Panelists shared their progress in deployment and where they expect to be in a year’s time. Greenlight Networks’ Mark Murphy spoke of plans to increase passings by 50% in 2025, and Lazard’s Garrett Baker estimated the US is only around halfway through its overall fibre deployment. However, FTTH specialists are facing competition from telco rollours – with Murphy giving Frontier’s presence in Rochester, NY as an example.
Read more: Metro Connect 2025: FTTH operators tackle growth, competition & convergence
DC deployment can help consumer fibre
There is a tendency to talk about fibre buildouts to data centre and fibre buildouts to pass homes as two separate focus areas.
But one interesting aspect brought up in a panel dedicated to data centre fibre provision is that when large-scale dark fibre is run out to new data centre builds – and data centres need a lot of redundancy here – it offers an opportunity to ‘peel off’ and reach rural communities along the way more efficiently than creating links specifically to serve these areas.
How to scale an ISP: slow means smooth, smooth means fast
If an ISP gets its market strategy and product positioning right, the growth can be stratospheric. However, as a fireside chat on blitz-scaling an ISP highlighted, it is possible to do it too fast.
ISPs need to keep an eye on their KPIs – if one is growing as a much faster rate than the others, this could be a sign that the growth is unsustainable and it’s time to rein it in before service bottlenecks start to annoy clients.
Adding MVNO services was highlighted as a particular risk for adding unnecessary complexity, as well as ill-planned acquisitions. In general, the session’s participants agreed that any big change to the business needs to be aligned with the overall goals of the company and what it is trying to do.
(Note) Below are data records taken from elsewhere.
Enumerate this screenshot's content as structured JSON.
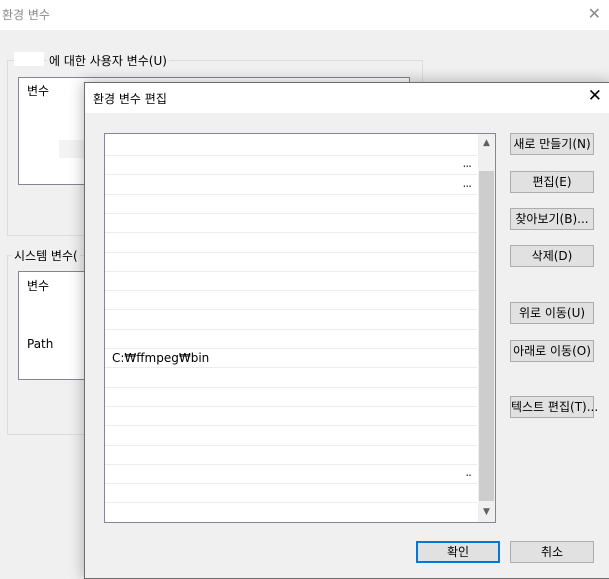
{
  "background_window": {
    "title": "환경 변수",
    "user_group_label": "에 대한 사용자 변수(U)",
    "user_list_header": "변수",
    "system_group_label": "시스템 변수(",
    "system_list_header": "변수",
    "system_row_path": "Path",
    "close_glyph": "✕"
  },
  "dialog": {
    "title": "환경 변수 편집",
    "close_glyph": "✕",
    "list": {
      "items": [
        {
          "text": "",
          "suffix": ""
        },
        {
          "text": "",
          "suffix": "..."
        },
        {
          "text": "",
          "suffix": "..."
        },
        {
          "text": "",
          "suffix": ""
        },
        {
          "text": "",
          "suffix": ""
        },
        {
          "text": "",
          "suffix": ""
        },
        {
          "text": "",
          "suffix": ""
        },
        {
          "text": "",
          "suffix": ""
        },
        {
          "text": "",
          "suffix": ""
        },
        {
          "text": "",
          "suffix": ""
        },
        {
          "text": "",
          "suffix": ""
        },
        {
          "text": "C:₩ffmpeg₩bin",
          "suffix": ""
        },
        {
          "text": "",
          "suffix": ""
        },
        {
          "text": "",
          "suffix": ""
        },
        {
          "text": "",
          "suffix": ""
        },
        {
          "text": "",
          "suffix": ""
        },
        {
          "text": "",
          "suffix": ""
        },
        {
          "text": "",
          "suffix": ".."
        },
        {
          "text": "",
          "suffix": ""
        },
        {
          "text": "",
          "suffix": ""
        }
      ]
    },
    "scroll_up_glyph": "▲",
    "scroll_down_glyph": "▼",
    "buttons": {
      "new": "새로 만들기(N)",
      "edit": "편집(E)",
      "browse": "찾아보기(B)...",
      "delete": "삭제(D)",
      "move_up": "위로 이동(U)",
      "move_down": "아래로 이동(O)",
      "edit_text": "텍스트 편집(T)...",
      "ok": "확인",
      "cancel": "취소"
    }
  }
}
This is a hard discipline for any business to master, but the panelists’ message was clear – slow means smooth, and in the long run smooth means fast – and sustainable.
Data centre and fibre financing: both growing, but both different
Two separate panel discussions took place on financing the two big growth areas of digital infra – data centres and fibre – and the conclusions for each were predictably different.
On the fibre side, convergence and competition were the watchwords, with a positive investment outlook generally. Increased telco participation in fibre laying is putting pressure on prices, with the expectation than most of the US will be a three-player market at least. With fibre the most fragmented digital infra market in the US, the panelists agreed that consolidation will happen – the question is when.
On the data centre side, the main discussion topic was the range of investment sources and fund types for DC buildout. With the demand profile for data centres at a generational high, new funding sources like private credit and asset-backed securities are flowing into the sector, and the numbers involved are enormous - $25bn capital raises are likely, according to the panelists.
BEAD and federal funding: waiting and seeing
The fate of the $42bn BEAD program following the change of administration is understandably of great important – not least for the various state broadband offices that have more or less finalised their plans for spending the money.
A panel dedicated to upcoming federal broadband funding (not just BEAD!) looked at the issues and how they are affecting everyone in the chain, both the broadband offices themselves and also the telcos, connectivity providers and suppliers further down the line.
The general vibe was one of waiting for greenlights. Many states have providers literally waiting to get their shovels in the ground, but as the NTIA’s BEAD budget was not approved prior to the start of the Trump presidency, nothing can happen until this approval is granted.